The supreme characteristic of Georgian furniture is the predominance of exotic hardwoods with striking textural grains, such as mahogany from Cuba, San Domingo, South America or the West Indies; rosewood from Brazil, Honduras, and India; and satinwood from the West Indies. A striking example of the romaticization of exotic woods is this unusual Circular Table (ref. 6767) inlaid with eight different specimen woods on mahogany ground creating an eye-catching vortex design. Woods so rare that our timbers expert, Dr Adam Bowett, could not identify them all.
Ref. 6767, A Remarkable Late Georgian Circular Table, circa 1825. Butchoff Antiques, London.
The ornamentation of Georgian furniture is characteristically tasteful, inlaid with contrasting woods or gilded in gold leaf, and ornamentation of carvings with architectural motifs inspired by Classical Greece and China. A secretaire bookcase (ref. 7139), attributed to John McLean of London, incorporates the finest qualities of Georgian furniture. The bookcase rises from compressed ball brass feet and is constructed from a well-figured goncalo alves timer which is tastefully accented with gilt brass accents inspired by Classical Antiquity.
Ref. 7139, A Regency Period Secretaire Bookcase, attributed to John McLean of London, circa 1810. Butchoff Antiques, London.

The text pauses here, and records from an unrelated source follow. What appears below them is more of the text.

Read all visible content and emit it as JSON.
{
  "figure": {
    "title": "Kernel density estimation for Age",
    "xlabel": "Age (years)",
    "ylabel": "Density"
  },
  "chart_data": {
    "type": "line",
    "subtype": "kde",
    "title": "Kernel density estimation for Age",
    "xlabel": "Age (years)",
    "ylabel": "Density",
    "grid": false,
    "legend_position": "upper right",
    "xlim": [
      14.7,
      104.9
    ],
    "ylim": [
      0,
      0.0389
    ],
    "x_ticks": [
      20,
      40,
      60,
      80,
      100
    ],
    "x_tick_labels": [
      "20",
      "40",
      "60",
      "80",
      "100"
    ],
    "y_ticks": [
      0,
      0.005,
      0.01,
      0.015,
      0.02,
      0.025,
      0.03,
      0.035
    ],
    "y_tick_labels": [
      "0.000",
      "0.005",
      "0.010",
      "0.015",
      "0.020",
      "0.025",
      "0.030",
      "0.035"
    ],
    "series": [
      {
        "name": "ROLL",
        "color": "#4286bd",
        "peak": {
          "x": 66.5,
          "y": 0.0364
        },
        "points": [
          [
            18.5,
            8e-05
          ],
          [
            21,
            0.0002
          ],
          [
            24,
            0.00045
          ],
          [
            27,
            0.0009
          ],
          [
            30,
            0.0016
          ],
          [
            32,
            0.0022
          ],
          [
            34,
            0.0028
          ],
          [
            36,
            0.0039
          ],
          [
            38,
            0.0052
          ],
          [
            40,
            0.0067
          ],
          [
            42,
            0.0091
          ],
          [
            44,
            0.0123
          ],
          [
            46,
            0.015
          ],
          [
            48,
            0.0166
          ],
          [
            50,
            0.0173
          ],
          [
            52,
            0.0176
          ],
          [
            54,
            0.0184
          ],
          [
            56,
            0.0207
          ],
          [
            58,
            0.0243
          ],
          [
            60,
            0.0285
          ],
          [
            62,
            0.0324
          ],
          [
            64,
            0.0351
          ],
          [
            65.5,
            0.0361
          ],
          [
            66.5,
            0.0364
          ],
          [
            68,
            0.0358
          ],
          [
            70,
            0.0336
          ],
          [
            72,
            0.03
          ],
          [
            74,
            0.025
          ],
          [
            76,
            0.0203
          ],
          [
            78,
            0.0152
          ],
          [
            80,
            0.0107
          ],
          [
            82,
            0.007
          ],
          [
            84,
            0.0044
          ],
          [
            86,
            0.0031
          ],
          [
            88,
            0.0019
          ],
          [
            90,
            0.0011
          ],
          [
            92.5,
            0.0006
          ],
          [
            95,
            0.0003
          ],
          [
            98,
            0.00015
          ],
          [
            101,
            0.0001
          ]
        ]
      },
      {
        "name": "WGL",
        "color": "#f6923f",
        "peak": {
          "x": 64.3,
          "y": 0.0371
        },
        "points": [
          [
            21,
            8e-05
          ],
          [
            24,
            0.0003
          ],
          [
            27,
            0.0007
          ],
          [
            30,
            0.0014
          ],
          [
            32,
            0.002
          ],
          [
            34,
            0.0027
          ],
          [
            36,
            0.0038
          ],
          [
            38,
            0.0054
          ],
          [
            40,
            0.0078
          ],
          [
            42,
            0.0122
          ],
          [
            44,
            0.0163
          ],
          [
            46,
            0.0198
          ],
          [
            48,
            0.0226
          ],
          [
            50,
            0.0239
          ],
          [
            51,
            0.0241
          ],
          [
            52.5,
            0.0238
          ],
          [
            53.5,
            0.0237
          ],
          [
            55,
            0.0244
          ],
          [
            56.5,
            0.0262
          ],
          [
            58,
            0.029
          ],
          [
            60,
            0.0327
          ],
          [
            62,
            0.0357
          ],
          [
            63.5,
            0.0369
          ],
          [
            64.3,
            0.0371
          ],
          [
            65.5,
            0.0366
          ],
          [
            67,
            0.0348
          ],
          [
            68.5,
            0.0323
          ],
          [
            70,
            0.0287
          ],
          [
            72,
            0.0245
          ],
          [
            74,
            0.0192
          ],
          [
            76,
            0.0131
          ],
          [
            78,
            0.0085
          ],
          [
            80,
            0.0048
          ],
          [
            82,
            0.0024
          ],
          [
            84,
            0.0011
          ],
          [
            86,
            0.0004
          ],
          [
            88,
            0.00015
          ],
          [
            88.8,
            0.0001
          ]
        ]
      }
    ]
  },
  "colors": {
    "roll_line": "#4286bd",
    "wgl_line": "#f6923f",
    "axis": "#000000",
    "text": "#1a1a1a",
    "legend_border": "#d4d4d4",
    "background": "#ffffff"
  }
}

The Georgian Period was the golden age of household entertainment. Grand homes such as Chiswick House in London were built with the intention to entertain and showcase fine art and contemporary interior decoration. Hosts would have stylish and functional furnishings and objects to entertain guests for hours or even days. Serving tables were and still are very utilitarian pieces for most rooms, or principally entertaining rooms, providing surfaces to hold silver serving platters dressed with food, porcelain ceramics, candelabra, fresh flowers or decorative objects.
Ref. 7819, A Very Fine Georgian Serving Table of the Regency Period, circa 1820. Butchoff Antiques, London.
Often a decorative wine cooler would sit beneath, filled with ice and beverages, and on either side of the table would sit coordinating cupboards housing plates and silver ware. Such an arrangement would be very similar to this mahogany Georgian Serving Table (ref. 7819) with Chinese inpsired ‘hairy paw’ feet and a decorative serpentine back incorporating well executed Graeco-Roman carvings, with this open top mahogany wine cooler (ref. 5919), and this pair of side cupboards (ref. 8382) adorned with similar carvings.
Ref. 5919, A Fine Quality Mahogany Open Top George III Wine Cooler, circa 1815. Butchoff Antiques, London.
Ref. 8382, A Pair of Georgian Side Cupboards, circa 1820. Butchoff Antiques, London.
Naturally as the Georgian period came to a close, the style had developed aesthetically over time. Progressing from subtle and fine carved details to more dramatic carvings that would evolve into the Regency Period. An example of the progression is this Pair of Late Georgian Period Armorial Armchairs (ref. 8557). As their grand size, curving and tapering back legs, and robust carvings represent awareness for new designs; yet also keep in the principles of the Georgian period.
Ref. 8557, A Pair of Late Georgian Armorial Armchairs of Important Size, circa 1825. Butchoff Antiques, London.
The Georgian period is a hallmark for English design and decoration. The taste for Georgian furniture has never necessarily gone too far out of style. By the mid-twentieth century Georgian furniture was revived in both England and America through the interior decorating style renowned as the ‘English Country House Style’, which still continues today to influence contemporary designers and decorating trends.